Spain–Trinidad and Tobago relations are the bilateral and diplomatic relations between these two countries. Spain has an embassy in Port of Spain, which is also accredited for Spanish consulates in other small nations of the Caribbean. Trinidad and Tobago does not have embassies or consulates in Spain.

== Diplomatic relations ==
Spain and Trinidad and Tobago established diplomatic relations in 1976, although it was necessary to wait 40 years for the opening of a Spanish Embassy residing in this country, which also covers Guiana, Suriname, Barbados, Grenada, Saint Lucia, Saint Vincent and the Grenadines, the Caribbean Community / CARICOM, to the Organization of States of the Eastern Caribbean / OECS-OECS, and the Association of Caribbean States / ACS. Trinidad and Tobago has an accredited Ambassador to Spain (resident in Brussels).

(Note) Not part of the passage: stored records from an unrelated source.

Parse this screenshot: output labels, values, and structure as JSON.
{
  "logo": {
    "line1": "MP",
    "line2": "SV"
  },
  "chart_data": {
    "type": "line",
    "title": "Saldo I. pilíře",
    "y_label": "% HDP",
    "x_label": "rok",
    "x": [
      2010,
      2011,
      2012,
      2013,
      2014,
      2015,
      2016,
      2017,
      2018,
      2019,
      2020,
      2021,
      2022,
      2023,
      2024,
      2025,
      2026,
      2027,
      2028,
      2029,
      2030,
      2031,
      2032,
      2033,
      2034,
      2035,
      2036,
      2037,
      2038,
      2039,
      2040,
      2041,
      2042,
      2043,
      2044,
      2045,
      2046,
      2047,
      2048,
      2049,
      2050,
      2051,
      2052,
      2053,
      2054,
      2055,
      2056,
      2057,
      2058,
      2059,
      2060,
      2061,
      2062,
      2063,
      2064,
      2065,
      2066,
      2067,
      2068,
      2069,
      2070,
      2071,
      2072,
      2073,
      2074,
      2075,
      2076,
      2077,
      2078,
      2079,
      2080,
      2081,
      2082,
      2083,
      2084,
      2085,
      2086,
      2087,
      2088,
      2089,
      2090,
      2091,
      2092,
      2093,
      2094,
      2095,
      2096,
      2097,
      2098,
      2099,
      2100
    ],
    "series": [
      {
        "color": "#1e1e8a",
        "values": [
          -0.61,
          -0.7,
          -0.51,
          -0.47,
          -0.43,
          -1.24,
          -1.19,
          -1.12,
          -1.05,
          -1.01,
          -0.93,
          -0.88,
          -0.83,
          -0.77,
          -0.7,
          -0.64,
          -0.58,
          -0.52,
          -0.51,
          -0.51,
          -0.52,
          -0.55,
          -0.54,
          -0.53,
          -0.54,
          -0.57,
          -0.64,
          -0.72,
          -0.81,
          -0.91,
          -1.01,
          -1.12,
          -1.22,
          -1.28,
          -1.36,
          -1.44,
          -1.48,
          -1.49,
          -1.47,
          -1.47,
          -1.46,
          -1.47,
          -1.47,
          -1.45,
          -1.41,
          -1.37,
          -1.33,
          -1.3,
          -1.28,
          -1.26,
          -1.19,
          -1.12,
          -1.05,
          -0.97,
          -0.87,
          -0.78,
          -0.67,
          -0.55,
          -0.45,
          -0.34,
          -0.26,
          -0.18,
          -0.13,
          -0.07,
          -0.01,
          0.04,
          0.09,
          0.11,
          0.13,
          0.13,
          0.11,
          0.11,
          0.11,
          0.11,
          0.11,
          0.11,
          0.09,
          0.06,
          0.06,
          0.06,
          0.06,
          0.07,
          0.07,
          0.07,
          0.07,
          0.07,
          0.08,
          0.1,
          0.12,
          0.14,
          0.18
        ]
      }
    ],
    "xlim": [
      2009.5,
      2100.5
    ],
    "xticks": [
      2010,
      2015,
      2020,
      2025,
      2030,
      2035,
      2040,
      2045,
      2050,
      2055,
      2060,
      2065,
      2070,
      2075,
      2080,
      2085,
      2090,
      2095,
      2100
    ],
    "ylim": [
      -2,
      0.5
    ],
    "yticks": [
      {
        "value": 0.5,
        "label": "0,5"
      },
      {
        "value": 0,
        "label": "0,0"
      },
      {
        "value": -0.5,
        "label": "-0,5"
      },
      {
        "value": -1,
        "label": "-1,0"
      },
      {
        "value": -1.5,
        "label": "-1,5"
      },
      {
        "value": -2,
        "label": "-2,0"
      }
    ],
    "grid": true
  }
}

On 9 December 2013, the Minister of Foreign Affairs of the Republic of Trinidad and Tobago, Winston Dookeran, made an official visit to Madrid (first carried out by a Trinidadian Minister of Foreign Affairs ) to Spain. He met with the Minister of Foreign Affairs and Cooperation, with the Secretary of State for International Cooperation / SECIPI, as well as with the SG of Instituto Cervantes. The visit allowed to identify numerous areas of cooperation in the political, economic and commercial, educational and cultural fields.

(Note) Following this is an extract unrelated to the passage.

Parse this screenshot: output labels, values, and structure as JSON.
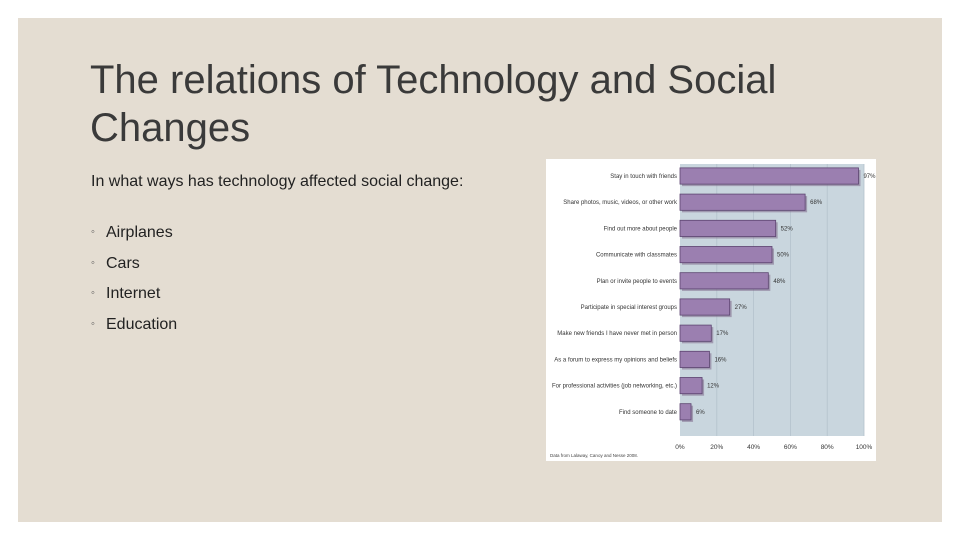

For his part, the Minister of Foreign Affairs and Cooperation of Spain visited Trinidad and Tobago (and Guyana) on 19 and 20 May 2014 in the framework of the campaign in favor of the Spanish candidacy for a post no Permanent to the Security Council 2015–2016.

== Economic relations ==
Economic relations are reduced, practically, to the energy sector, although in this area they are important. Repsol was introduced in the country as of 1995, when large gas bags were discovered on the Trinidadian coast, and, after more than 3,100 M $ EE. UU. Investment, today 10% of the natural gas consumed by Spain comes from Trinidad and Tobago (it is the 5th largest global supplier). The presence of Repsol was greatly reduced when, in February 2013, it proceeded to sell all its Natural Gas assets in the country.

== Cooperation ==
Since it is a high-income country, Trinidad and Tobago is not a priority country for the Master Plan for Spanish Cooperation.

There is, however, a regional cooperation scheme with CARICOM (and Trinidad and Tobago, therefore, benefits from some regional actions). The cooperation with CARICOM (the Agreement was signed in July 1999) is structured around institutional mechanisms (Spain-CARICOM Meetings, Joint Cooperation Commission) and a financial mechanism (the Spain-CARICOM Joint Fund), which executes the activities identified by the Joint Committee of the Fund and endorsed by the Joint Commission. The fund currently has resources of around 1.7 million dollars, of which 600,000 are committed. The management of the regional program is carried out from the OTC of Caracas.